This post is just a sample blog post demonstrating APA style. There are a few things I’m confused about regarding making a APA style blog post:
- There are not a lot of formatting choices on WordPress. I can’t choose how it spaces the lines, I have only some control over how it spaces paragraphs, and I don’t have control over indenting the numbers in this list.
- The “tab” button does not work the same way as it does in Word to indent the first line of a paragraph. Should I even bother indenting the first line? I would have to hit the spacebar about 10 times to make an indent.
- The thing that is most clear to me about how to make a blog post in APA style is that I could cite sources in APA format and then include the references at the bottom of the blog post in APA format (except I can’t do hanging indents). Other things can be done in APA style too, like writing nine instead of 9.

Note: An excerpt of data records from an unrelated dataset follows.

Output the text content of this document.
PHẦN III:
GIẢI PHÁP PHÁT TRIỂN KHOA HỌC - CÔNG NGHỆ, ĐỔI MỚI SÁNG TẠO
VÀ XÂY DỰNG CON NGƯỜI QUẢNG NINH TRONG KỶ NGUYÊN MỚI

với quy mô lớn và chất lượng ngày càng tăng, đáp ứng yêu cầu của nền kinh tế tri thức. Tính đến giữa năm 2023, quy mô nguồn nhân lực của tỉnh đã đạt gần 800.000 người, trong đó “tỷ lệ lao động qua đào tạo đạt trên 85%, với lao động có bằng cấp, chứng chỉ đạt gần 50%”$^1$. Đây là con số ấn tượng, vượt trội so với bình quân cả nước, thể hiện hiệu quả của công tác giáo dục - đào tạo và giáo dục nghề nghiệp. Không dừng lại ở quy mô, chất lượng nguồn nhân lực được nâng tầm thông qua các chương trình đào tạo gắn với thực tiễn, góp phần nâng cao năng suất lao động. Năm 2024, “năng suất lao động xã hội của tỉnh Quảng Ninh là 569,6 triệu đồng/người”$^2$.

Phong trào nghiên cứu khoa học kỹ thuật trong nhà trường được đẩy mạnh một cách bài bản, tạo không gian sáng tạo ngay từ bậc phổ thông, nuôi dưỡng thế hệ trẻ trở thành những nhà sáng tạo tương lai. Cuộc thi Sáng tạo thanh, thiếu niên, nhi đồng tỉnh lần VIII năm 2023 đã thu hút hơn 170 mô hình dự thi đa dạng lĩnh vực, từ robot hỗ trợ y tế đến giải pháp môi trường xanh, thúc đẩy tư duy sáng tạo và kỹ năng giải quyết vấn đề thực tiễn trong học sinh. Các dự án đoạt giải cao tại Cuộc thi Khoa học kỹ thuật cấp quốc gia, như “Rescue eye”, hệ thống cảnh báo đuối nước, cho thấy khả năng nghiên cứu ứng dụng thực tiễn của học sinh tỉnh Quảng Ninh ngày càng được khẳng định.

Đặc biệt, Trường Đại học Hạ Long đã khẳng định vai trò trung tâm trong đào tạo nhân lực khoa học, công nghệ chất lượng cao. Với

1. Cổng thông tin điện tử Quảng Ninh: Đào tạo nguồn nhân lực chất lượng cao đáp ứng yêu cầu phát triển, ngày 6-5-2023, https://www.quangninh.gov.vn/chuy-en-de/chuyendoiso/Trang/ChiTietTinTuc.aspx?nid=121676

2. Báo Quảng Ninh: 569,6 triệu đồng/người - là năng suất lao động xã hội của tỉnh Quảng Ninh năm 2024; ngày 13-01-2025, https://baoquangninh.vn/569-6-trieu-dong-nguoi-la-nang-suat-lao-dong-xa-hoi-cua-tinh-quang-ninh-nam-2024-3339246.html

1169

At any rate, here’s a blog post that I have written for something else, adjusted for APA style:
I recently bought a few books on identity that come out of the discipline of sociology. (The first one I bought has “further reading” in every chapter and I bought most of the books listed in the first chapter.) The one that arrived today talked about Gleason’s (1983) article in the first three pages. The article seemed worth looking for immediately, so I put the book down and quickly (and luckily) pulled it up.
I’m half way through the article and I had to stop reading to post about my joy! It’s not new that I’m joyful over finding readings that explicitly discuss what I call “Identity Confetti” (i.e., the confusion that is Identity Literature). But something about Gleason’s (1983) article is making me extra happy. It’s a quick read at 23 pages. It’s very clear! When Gleason (1983) discussed the problem of people not being clear about, and maybe not even knowing, whether they are conceiving of identity as a thing located within an individual, or as a social process I couldn’t help but think, “Look! Look! Look how long this has been an issue!” This is the same problem Darragh commented on in her 2016 review of mathematics identity literature. This is not a new problem, which makes it unsurprising that the issue has bled over to the newer fields of STEM identity literatures. I mean, of course it did.
I’m happy with my books so far. They have offered a great deal of insight. Gleason’s (1983) article is an especially great find among my finds.